Mircea Eliade, historiador romeno, assim fala do caráter ritualístico do ser humano:
Quando acaba de nascer, a criança só dispõe de uma existência física, não é ainda reconhecida pela família nem recebida pela comunidade. São os ritos que se efetuam imediatamente após o parto que conferem ao recém-nascido o estatuto de 'vivo' propriamente dito; é somente graças a estes ritos que ele fica integrado na comunidade dos vivos. [...] Para certos povos, [...] a morte de uma pessoa só é reconhecida como válida depois das cerimônias funerárias, ou quando a alma do defunto foi ritualmente conduzida à sua nova morada, no outro mundo, e lá embaixo foi aceito pela comunidade dos mortos. (ELIADE, Mircea. O sagrado e o profano. Lisboa: Livros do Brasil, s.d. p. 143-144)

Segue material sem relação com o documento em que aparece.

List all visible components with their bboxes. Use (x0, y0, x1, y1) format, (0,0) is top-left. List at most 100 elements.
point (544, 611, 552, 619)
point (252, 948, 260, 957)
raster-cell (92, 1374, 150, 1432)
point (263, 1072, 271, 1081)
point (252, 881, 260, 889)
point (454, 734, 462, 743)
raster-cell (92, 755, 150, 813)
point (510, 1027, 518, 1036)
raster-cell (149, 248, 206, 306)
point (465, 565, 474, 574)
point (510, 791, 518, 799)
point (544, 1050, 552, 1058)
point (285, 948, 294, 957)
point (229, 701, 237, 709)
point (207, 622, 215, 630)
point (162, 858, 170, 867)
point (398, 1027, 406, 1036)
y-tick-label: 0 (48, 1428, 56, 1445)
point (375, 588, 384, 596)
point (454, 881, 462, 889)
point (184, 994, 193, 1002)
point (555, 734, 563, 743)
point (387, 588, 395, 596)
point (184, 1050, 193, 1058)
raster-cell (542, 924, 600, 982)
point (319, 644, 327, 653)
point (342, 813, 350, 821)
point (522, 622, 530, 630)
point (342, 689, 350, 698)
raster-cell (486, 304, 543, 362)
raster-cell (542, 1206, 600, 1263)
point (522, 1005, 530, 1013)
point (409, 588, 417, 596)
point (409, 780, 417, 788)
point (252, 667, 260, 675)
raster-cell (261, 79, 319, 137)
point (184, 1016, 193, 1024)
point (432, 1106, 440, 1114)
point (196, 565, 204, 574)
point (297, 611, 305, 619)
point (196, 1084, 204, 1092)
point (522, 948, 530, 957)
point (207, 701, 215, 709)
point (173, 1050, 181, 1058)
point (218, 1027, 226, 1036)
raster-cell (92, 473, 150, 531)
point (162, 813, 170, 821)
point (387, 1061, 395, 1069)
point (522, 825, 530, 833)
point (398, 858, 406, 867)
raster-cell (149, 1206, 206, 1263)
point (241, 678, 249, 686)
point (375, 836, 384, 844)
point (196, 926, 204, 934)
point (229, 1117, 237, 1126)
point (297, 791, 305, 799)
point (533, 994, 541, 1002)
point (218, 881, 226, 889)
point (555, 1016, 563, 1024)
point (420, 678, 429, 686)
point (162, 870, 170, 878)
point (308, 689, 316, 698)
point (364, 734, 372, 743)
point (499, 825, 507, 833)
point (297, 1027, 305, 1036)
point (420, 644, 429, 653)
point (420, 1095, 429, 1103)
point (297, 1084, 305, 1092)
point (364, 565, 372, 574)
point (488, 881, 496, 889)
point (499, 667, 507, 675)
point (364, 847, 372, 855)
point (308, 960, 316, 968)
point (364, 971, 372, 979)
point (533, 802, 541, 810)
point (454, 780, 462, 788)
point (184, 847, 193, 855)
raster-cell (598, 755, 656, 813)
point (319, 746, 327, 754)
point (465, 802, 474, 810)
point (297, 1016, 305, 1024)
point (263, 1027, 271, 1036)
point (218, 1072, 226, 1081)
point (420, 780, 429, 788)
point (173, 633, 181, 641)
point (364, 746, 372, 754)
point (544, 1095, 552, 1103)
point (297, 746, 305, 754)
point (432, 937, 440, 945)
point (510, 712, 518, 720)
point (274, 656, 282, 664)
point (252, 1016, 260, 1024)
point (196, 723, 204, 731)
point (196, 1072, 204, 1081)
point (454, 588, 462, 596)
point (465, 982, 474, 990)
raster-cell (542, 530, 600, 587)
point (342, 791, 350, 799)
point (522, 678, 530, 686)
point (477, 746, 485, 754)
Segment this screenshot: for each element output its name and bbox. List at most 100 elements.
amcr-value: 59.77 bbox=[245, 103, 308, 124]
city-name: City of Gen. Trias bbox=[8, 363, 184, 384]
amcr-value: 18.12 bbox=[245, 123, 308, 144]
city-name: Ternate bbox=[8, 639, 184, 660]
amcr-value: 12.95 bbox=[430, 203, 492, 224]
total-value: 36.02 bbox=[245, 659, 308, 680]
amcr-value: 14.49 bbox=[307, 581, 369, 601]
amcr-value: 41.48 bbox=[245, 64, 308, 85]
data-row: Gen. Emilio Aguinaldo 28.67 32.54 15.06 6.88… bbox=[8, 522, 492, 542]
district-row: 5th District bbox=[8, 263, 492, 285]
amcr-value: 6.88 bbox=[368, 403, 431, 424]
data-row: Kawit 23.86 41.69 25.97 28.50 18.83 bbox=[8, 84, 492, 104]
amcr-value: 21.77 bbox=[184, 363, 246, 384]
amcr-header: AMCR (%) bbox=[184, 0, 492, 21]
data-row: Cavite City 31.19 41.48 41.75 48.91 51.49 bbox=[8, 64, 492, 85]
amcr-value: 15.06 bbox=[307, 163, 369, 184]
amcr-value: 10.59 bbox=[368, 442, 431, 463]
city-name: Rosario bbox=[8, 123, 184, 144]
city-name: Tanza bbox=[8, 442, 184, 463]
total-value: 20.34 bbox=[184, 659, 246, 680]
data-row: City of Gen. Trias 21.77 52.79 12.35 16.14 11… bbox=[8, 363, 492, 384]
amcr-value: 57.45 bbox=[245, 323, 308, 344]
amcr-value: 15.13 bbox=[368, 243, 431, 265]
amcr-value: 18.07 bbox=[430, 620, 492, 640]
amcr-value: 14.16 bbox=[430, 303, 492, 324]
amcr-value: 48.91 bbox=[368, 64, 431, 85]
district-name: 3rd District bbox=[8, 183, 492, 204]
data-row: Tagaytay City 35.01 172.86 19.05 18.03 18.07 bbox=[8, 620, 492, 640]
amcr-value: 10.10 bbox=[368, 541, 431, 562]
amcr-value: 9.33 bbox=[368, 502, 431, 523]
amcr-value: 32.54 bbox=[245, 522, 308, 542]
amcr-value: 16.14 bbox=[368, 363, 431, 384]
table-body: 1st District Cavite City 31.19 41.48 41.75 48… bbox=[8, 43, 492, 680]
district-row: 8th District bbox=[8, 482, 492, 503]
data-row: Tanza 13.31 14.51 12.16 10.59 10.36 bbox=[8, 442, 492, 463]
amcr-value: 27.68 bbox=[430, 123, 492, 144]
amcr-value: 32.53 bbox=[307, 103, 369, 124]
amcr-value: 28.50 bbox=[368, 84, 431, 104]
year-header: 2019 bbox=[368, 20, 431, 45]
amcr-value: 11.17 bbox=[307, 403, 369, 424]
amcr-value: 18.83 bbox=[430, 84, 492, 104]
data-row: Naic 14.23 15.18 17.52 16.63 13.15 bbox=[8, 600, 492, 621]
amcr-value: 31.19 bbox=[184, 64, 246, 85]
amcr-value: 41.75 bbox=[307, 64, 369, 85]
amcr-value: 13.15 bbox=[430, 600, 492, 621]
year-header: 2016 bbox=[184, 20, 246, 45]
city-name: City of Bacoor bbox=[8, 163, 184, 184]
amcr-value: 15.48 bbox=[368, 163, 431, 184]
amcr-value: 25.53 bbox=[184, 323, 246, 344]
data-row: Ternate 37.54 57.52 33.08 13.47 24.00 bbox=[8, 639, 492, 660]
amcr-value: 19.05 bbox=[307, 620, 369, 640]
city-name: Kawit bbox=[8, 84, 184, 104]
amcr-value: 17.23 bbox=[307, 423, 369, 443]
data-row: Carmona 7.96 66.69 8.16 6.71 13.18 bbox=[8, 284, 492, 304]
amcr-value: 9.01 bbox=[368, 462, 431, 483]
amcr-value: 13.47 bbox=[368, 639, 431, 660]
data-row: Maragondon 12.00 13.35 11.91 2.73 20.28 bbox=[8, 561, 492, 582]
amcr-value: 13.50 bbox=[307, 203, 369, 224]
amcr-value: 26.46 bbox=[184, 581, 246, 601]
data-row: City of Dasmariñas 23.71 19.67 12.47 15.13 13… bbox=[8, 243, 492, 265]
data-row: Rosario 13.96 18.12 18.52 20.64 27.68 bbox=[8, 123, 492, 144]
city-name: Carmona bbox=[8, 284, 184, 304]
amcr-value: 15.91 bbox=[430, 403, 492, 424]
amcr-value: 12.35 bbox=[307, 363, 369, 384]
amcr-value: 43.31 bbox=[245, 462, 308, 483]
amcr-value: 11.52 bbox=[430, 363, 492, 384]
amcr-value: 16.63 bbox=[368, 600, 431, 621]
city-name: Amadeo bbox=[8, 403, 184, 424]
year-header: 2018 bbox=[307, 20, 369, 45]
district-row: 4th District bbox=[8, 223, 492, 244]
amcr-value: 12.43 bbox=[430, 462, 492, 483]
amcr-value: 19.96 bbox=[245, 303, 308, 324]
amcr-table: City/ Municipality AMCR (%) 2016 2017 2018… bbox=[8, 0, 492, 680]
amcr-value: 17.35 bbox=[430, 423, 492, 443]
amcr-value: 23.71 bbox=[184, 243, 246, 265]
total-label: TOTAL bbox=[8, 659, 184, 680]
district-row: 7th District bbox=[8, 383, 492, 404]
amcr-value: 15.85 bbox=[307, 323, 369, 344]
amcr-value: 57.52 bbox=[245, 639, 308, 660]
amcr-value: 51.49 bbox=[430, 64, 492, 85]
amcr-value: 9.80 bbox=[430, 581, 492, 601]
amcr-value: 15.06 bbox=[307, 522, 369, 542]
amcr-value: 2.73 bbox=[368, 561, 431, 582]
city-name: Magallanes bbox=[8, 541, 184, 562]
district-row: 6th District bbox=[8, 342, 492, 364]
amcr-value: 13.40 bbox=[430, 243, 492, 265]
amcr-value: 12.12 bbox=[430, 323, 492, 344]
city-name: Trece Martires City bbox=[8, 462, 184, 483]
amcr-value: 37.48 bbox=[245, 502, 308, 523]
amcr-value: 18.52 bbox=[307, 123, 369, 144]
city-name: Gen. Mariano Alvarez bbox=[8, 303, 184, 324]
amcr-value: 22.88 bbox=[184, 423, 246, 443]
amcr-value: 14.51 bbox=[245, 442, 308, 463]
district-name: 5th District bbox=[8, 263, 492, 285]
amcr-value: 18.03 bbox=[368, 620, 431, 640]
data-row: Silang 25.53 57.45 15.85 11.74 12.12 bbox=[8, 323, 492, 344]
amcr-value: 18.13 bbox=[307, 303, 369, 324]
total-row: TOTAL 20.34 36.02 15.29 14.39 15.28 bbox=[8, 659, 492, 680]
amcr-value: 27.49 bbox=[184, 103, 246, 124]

O texto de Mircea Eliade pode ser entendido e estendido a todos os aspectos da vida humana (não somente o religioso). O caráter ritualístico humano extrapola os limites religiosos para se fazer presente, por exemplo, na esfera legal. Podemos ilustrar isto com a necessidade de se registrar uma criança após o seu nascimento. Até que um responsável vá a um cartório e registre o recém-nascido, este é apenas um ser físico, mas não um "ser existente" aos olhos da lei, do Estado e da sociedade. O registro cartorial virou um rito a ser obrigatoriamente cumprido a fim de que a existência do indivíduo seja reconhecida legal e socialmente. O registro (não o cartorial) é também um rito que vai acompanhar o indivíduo durante toda a sua existência, sendo condição para o acesso a educação, saúde, emprego, cultura, etc. Veja que o caráter ritualístico do ser humano não é restrito a sociedades ditas "primitivas" e "tribais" ou apenas a esfera religiosa.
Outra ilustração que podemos utilizar é o conjunto ritualístico em torno da morte e que também extrapola os aspectos religiosos / espirituais. Uma pessoa morta normalmente é liberada para os procedimentos funerários após ser cumprido o rito de registro (certidão de óbito).
Além do nascimento e da morte, todas as situações da vida cotidiana contemporânea ainda são permeadas por rituais que expressam a "paleolítica" inclinação humana para gestos, palavras e símbolos que marquem os momentos da vida. Podemos ver isto, por exemplo, nas cerimônias de posse de governantes e autoridades, nas rotinas escolares e até nos hábitos mais triviais das pessoas ao longo das atividades diárias. E até mesmo na ciência, com toda a sua racionalidade e rigor metodológico, também são imprescindíveis os rituais (métodos, gestos, etc) que garantem a confiabilidade, a autenticidade e a seriedade dos estudos científicos.
Por tudo isto, é certo afirmar que o ser humano, por mais "evoluído" e "científico" que seja, não perde "essências paleolíticas" que lhe são úteis e importantes até hoje, ajudando a compor e ao mesmo tempo mostrar suas crenças, mentalidades e práticas.